Мы в соцсетях:

Новое поколение
  • Введите больше 3 букв для начала поиска.
Все статьи
articlePicture
ИсследованияАрхив

Юный Верный

“Верное в 1857 году”. Фрагменты рисунка Павла Кошарова

В прошлый раз я закончил повествование на поспешном отъезде Семенова (будущего Тян-Шанского) в 1857 году из Верного, погрузившегося в «свой обычный алкоголизм». Но очевидно будет неправильно и несправедливо, если, акцентировав внимание на местном пороке, ничего не сказать о несомненных достоинствах верненских пионеров.

Наши пионеры 

Михаил Дмитриевич Перемышльский, Михаил Михайлович Хоментовский, Степан Михайлович Абакумов, Василий Васильевич Обух — все эти офицеры получили, прежде чем попасть в Семиречье, блестящее военное образование, которое, если отбросить рассказы самых демократичных демократов мира (русских интеллигентов), позволяло им быть не только хорошими военными, но также и всесторонне развитыми личностями, много сделавшими для исследования нашего края. 
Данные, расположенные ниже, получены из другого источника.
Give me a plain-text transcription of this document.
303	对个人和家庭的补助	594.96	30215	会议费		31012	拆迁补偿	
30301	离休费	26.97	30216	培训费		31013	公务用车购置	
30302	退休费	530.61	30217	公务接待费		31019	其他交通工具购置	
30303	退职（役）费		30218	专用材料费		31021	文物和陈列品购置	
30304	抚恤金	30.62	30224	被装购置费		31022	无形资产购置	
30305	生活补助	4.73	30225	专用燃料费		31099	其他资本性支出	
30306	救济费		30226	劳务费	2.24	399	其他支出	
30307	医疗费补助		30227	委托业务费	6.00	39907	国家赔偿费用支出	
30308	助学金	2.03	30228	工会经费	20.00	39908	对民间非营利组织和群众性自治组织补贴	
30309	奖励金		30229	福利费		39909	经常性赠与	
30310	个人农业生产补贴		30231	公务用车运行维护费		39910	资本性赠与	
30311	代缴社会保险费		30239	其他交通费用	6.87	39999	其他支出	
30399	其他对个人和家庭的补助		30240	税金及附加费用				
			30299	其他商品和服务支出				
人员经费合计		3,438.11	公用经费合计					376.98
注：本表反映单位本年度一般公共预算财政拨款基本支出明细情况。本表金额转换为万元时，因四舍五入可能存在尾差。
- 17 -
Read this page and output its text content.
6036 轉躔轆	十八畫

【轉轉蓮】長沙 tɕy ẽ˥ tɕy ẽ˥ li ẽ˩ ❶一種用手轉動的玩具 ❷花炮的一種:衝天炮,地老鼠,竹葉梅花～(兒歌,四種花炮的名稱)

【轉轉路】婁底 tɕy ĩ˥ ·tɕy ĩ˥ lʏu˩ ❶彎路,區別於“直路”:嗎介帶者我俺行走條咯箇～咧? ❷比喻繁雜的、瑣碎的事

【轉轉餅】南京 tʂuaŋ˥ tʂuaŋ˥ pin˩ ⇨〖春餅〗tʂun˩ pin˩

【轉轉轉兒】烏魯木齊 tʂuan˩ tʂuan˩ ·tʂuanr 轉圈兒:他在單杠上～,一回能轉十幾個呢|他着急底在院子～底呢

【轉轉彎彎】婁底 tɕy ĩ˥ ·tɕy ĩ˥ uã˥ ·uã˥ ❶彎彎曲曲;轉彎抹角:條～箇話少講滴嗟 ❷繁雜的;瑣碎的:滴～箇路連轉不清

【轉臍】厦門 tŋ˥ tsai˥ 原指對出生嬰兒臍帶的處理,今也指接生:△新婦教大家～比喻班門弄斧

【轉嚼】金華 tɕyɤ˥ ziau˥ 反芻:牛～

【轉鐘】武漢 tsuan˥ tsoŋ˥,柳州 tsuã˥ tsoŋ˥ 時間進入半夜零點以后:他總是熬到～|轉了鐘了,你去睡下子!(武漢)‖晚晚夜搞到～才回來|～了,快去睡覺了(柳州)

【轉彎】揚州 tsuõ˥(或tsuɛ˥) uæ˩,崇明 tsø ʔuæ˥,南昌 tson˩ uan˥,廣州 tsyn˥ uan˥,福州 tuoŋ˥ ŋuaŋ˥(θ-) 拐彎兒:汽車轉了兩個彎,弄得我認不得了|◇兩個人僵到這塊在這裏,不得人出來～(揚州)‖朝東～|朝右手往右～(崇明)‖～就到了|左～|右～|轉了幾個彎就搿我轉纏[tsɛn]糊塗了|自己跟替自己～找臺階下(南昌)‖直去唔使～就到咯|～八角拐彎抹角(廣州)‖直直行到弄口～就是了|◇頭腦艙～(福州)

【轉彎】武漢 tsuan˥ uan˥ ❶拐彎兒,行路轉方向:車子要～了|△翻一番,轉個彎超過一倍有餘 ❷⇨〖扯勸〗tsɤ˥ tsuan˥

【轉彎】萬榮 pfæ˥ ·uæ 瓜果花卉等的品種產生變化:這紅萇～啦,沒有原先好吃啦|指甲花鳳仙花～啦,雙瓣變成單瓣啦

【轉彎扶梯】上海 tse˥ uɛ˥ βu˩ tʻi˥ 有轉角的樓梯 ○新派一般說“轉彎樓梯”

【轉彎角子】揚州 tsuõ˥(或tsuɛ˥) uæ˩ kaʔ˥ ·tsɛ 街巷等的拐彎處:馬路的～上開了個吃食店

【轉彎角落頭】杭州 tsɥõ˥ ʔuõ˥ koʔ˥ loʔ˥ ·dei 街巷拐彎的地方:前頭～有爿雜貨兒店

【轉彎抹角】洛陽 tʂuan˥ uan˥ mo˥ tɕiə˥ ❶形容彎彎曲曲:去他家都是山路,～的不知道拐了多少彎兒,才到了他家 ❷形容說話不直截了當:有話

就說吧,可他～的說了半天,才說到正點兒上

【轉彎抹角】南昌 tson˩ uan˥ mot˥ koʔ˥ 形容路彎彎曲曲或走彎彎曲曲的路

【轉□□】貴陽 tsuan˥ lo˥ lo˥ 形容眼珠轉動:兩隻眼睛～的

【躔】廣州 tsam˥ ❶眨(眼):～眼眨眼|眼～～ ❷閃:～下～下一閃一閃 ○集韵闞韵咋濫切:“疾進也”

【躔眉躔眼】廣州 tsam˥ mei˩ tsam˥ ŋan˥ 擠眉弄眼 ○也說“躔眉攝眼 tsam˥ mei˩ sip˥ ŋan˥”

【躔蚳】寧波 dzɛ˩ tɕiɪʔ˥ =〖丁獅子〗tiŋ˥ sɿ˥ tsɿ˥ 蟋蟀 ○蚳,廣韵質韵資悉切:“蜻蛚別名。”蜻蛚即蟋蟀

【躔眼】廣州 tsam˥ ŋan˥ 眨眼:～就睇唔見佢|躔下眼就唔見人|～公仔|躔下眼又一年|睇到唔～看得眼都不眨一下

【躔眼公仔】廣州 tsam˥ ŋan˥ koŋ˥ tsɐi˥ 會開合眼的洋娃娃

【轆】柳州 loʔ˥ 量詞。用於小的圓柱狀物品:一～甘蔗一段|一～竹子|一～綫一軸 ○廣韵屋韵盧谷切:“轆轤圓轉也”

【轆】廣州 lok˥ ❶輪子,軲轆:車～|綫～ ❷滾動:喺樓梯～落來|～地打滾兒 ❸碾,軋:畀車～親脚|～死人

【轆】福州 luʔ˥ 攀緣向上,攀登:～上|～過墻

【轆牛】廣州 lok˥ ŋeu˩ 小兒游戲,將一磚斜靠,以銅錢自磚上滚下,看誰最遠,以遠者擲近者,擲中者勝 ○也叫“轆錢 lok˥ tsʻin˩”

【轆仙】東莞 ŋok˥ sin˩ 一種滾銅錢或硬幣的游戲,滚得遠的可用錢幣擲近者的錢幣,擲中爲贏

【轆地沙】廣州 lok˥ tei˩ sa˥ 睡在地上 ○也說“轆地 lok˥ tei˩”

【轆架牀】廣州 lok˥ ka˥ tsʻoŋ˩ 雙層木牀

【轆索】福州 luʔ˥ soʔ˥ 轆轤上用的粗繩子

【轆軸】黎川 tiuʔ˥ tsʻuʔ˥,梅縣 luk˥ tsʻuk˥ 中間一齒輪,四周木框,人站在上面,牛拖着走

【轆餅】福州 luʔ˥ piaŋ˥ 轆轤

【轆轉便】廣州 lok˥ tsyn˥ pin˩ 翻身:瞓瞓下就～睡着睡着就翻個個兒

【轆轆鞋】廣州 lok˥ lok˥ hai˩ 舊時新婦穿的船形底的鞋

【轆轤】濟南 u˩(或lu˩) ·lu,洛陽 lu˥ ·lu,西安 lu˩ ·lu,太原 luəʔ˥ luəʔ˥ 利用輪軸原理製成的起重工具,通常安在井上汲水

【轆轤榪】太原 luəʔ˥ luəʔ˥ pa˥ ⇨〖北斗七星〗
Тут уместно вспомнить, что Михаил Перемышльский (внебрачный сын князя Д.П. Горчакова), к примеру, в молодости стал свидетелем одной увлекательной дискуссии, случившейся в Московском университете, где он учился. В 1832 году на лекции профессора Давыдова в споре о подлинности «Слова о полку Игореве» профессор Каченовский схлестнулся с самим Пушкиным, посетившим университет в качестве почетного гостя! 

Или взять того же Василия Обуха, верненского приятеля Семенова и Валиханова. Прекрасный артиллерист (во многом благодаря его умелому руководству была одержана стратегически важная победа над кокандцами в знаковом сражении при Узунагаче), он же стал инициатором широкого использования в горных баталиях минометов (тогда их называли «ракетным оружием»). 

Но Обух был известен и своими географическими исследованиями края, благодаря которым стал даже членом — сотрудником Русского императорского географического общества. В этом отношении и Обух, и многие другие деятели эпохи, чьи имена связаны с основанием Верного, являли собой классические типы участников Большой игры, которую вели в центре Азии Россия и Британия. 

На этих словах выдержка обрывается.